5 Tips for Better Footwork on Ice

After a day of climbing, are your toes black and blue? Are your knees throbbing in pain? Most ice climbers find this to be true. Often, a few simple tweaks can alleviate the pain.

 

1. Be sure you have the right crampon for the job.
Choose a crampon designed for vertical ice climbing. A strap-on crampon designed for snow/glacier travel will work for water ice climbing. However, the front and secondary points typically will not be appropriately positioned and will eliminate the ability to stand on vertical ice. Having the right tool for the job will make everything easier.

 

2. Look at your feet.
If you look at your feet when placing them on the rock or ice, precision will follow.
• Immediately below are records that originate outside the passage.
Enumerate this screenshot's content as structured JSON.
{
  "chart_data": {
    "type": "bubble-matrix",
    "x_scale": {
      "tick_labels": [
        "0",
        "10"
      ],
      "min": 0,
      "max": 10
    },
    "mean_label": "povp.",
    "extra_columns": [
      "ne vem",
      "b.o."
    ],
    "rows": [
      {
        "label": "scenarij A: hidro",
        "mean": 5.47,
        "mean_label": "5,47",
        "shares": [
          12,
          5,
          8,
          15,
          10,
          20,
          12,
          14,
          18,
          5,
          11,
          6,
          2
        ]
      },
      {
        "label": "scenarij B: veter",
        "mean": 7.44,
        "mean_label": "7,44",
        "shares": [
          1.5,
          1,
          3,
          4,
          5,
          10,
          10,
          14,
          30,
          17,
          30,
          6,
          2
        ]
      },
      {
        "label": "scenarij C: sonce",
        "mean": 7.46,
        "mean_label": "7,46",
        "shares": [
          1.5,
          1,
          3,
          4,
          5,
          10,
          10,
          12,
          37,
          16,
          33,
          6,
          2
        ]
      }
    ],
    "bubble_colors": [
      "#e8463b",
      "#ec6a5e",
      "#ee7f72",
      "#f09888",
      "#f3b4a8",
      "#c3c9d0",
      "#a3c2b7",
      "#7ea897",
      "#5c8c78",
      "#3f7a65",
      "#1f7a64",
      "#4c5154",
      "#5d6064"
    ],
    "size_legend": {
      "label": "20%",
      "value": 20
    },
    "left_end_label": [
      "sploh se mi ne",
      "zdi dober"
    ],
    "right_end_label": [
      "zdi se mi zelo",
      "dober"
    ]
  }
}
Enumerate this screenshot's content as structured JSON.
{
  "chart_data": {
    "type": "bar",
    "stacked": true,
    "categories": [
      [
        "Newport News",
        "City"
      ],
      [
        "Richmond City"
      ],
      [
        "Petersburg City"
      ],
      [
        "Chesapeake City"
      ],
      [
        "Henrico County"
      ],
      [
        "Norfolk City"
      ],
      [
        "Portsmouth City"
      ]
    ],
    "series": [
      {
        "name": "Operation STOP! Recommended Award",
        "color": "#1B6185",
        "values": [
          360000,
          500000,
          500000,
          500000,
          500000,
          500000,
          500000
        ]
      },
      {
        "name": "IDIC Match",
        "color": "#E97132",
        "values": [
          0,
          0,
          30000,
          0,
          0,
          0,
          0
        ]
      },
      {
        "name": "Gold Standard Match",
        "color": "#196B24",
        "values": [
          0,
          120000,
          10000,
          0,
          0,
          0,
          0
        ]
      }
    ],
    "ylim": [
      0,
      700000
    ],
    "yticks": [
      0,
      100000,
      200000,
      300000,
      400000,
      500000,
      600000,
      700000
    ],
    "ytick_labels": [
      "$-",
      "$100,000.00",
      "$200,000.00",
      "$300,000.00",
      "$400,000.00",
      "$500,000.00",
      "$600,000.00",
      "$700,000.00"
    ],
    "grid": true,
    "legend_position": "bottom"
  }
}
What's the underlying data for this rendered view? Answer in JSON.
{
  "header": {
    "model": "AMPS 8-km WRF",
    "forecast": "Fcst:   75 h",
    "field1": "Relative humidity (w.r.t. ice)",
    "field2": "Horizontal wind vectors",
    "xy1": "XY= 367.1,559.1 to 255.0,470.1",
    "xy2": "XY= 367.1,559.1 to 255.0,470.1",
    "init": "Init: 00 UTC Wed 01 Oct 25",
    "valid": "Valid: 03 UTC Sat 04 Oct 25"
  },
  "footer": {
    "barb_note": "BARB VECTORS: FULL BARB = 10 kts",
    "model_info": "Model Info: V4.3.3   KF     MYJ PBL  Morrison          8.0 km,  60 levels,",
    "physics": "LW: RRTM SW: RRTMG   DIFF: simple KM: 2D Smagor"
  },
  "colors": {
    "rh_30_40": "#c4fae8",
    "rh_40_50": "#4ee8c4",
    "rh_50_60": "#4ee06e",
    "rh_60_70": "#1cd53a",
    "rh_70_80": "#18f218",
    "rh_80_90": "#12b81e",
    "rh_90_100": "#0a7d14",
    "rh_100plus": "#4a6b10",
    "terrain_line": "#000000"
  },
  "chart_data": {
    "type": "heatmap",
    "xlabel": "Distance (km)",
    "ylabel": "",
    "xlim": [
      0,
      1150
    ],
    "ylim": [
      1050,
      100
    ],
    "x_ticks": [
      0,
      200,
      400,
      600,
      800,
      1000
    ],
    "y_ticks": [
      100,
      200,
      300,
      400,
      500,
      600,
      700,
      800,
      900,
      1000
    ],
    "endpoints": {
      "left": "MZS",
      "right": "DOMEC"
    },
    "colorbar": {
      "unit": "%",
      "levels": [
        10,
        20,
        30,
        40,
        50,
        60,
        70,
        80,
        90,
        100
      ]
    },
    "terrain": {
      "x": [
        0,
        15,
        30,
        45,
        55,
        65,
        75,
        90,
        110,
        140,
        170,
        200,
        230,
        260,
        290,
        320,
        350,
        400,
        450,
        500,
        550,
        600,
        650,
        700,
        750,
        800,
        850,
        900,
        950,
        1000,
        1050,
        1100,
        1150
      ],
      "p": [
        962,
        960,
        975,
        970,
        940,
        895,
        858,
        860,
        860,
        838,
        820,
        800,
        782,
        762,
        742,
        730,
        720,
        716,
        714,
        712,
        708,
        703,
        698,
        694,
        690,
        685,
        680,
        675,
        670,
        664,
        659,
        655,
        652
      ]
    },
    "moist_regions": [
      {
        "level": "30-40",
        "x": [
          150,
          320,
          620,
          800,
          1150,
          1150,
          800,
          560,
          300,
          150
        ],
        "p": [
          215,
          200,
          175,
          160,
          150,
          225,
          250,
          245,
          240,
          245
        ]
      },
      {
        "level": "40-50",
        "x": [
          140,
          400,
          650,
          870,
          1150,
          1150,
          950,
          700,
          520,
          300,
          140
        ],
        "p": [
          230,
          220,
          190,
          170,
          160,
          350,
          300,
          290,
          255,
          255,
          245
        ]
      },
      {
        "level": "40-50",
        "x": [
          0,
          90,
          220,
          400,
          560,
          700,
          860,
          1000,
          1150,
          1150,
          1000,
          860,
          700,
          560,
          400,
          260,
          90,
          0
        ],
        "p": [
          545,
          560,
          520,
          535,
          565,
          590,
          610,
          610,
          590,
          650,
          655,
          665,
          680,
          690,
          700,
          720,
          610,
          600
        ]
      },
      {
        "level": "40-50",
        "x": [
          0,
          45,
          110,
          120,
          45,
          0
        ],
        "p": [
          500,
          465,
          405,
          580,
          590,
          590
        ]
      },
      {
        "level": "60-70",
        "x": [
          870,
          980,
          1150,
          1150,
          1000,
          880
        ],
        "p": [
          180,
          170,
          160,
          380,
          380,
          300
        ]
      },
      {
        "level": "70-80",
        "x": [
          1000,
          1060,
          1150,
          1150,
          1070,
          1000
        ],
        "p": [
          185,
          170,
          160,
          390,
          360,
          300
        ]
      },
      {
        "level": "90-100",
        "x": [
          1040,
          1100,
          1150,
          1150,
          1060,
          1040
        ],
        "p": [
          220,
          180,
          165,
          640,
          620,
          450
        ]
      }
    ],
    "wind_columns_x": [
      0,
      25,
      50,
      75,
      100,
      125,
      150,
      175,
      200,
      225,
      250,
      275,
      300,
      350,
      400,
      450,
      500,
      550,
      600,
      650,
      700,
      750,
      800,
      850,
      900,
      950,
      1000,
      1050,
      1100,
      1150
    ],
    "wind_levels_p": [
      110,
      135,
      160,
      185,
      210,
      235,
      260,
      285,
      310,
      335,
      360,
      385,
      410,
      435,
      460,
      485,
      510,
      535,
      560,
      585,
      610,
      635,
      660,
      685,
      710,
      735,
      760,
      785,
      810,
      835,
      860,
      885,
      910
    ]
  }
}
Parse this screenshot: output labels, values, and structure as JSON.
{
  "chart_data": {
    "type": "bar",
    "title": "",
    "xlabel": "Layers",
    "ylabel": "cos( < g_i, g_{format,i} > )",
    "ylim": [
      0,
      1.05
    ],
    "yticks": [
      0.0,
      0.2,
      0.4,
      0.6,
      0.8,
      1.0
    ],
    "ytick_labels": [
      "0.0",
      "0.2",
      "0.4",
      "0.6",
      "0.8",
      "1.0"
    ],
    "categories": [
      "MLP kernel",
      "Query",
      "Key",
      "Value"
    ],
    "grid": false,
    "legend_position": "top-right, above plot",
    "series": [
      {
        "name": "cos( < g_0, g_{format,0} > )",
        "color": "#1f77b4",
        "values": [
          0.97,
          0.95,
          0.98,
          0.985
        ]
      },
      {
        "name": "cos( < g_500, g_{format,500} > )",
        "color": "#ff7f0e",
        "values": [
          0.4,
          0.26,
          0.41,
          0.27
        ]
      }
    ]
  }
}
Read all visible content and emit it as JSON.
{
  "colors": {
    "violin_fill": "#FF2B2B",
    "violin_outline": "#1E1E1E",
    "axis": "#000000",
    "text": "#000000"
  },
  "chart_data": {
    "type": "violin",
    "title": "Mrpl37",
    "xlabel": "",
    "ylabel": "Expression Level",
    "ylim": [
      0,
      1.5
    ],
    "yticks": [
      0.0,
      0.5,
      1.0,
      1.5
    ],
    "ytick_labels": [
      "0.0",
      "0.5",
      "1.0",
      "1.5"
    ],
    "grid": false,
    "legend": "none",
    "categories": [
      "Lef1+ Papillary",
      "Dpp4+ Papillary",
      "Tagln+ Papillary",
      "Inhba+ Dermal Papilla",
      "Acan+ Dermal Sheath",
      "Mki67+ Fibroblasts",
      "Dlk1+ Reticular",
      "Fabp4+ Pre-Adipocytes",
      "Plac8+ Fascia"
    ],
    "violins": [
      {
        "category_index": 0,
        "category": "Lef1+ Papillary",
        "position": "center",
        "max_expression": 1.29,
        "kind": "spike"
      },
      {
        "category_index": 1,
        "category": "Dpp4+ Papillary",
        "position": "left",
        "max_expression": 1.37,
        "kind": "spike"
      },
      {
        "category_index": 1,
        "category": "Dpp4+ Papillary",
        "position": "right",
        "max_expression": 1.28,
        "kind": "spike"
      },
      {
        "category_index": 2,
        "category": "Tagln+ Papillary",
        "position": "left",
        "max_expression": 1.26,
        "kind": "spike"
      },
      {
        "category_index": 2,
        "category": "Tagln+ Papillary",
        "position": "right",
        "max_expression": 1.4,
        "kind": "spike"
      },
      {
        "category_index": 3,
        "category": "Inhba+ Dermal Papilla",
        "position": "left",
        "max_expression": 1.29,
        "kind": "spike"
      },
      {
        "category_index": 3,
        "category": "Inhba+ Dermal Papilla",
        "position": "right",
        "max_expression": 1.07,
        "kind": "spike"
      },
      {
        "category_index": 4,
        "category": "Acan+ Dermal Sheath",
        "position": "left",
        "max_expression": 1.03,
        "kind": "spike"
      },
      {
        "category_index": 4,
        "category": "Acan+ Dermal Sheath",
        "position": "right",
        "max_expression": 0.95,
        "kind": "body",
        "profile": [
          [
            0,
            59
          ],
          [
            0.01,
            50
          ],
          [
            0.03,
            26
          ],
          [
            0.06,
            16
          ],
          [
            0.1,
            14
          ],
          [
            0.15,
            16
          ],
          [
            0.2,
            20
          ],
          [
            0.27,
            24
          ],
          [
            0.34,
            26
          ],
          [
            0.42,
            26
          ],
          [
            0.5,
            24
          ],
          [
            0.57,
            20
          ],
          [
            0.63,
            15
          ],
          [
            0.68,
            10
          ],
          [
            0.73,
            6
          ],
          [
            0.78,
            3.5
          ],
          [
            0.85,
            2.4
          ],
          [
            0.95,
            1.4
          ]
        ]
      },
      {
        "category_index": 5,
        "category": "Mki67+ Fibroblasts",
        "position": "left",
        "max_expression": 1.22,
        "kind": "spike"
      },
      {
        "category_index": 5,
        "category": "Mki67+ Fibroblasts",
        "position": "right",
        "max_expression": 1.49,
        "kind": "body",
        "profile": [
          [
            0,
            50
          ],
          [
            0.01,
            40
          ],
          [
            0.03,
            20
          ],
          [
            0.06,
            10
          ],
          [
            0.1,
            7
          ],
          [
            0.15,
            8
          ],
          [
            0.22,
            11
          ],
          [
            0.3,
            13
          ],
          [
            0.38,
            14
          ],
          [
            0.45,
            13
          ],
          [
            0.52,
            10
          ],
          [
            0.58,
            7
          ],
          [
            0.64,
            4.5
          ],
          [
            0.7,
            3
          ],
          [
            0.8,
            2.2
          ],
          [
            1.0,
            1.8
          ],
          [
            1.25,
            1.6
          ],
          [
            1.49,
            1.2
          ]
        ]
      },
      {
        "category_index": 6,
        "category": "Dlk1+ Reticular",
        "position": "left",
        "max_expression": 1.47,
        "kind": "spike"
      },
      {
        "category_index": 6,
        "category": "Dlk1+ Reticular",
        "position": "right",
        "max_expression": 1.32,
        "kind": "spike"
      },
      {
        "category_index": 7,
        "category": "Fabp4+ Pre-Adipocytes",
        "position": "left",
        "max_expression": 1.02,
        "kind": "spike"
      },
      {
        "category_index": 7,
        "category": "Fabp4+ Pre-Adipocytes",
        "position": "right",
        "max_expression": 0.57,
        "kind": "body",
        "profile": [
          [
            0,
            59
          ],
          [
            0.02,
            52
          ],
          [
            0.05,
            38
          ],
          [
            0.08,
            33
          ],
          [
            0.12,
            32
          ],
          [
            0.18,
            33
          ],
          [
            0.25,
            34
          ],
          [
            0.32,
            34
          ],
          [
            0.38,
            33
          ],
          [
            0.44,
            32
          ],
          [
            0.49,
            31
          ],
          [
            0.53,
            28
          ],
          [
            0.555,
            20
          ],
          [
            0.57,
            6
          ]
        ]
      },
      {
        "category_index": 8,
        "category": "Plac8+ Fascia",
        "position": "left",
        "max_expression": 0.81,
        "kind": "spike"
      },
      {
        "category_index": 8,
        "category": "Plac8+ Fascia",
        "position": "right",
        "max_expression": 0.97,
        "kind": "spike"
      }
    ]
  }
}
If you look at your feet each time you move them, you will be less likely to bash your knee or kick your leg.

 

 Ice climbing footwork
3. Hinge from the knee.
There is no need to get a full body wind up. Hinging at the knee will give you the natural momentum needed to sink the crampon. The ergonomic action will make placing the crampon easier.

 

ice climbing footwork
4. Flex your toes toward your shin before kicking the crampon into the ice.
Like kicking a soccer ball. The flex of your muscles will position your foot and your front points to hit the ice. If you find your toes are sore after climbing, be sure to overemphasize this motion so that your crampon lands squarely in the ice.

 

5. Trust your feet.
If you are not satisfied with the placement, kick your foot again. Take your time to be sure your feet are stable.  Footwork will be the key to success on any climb.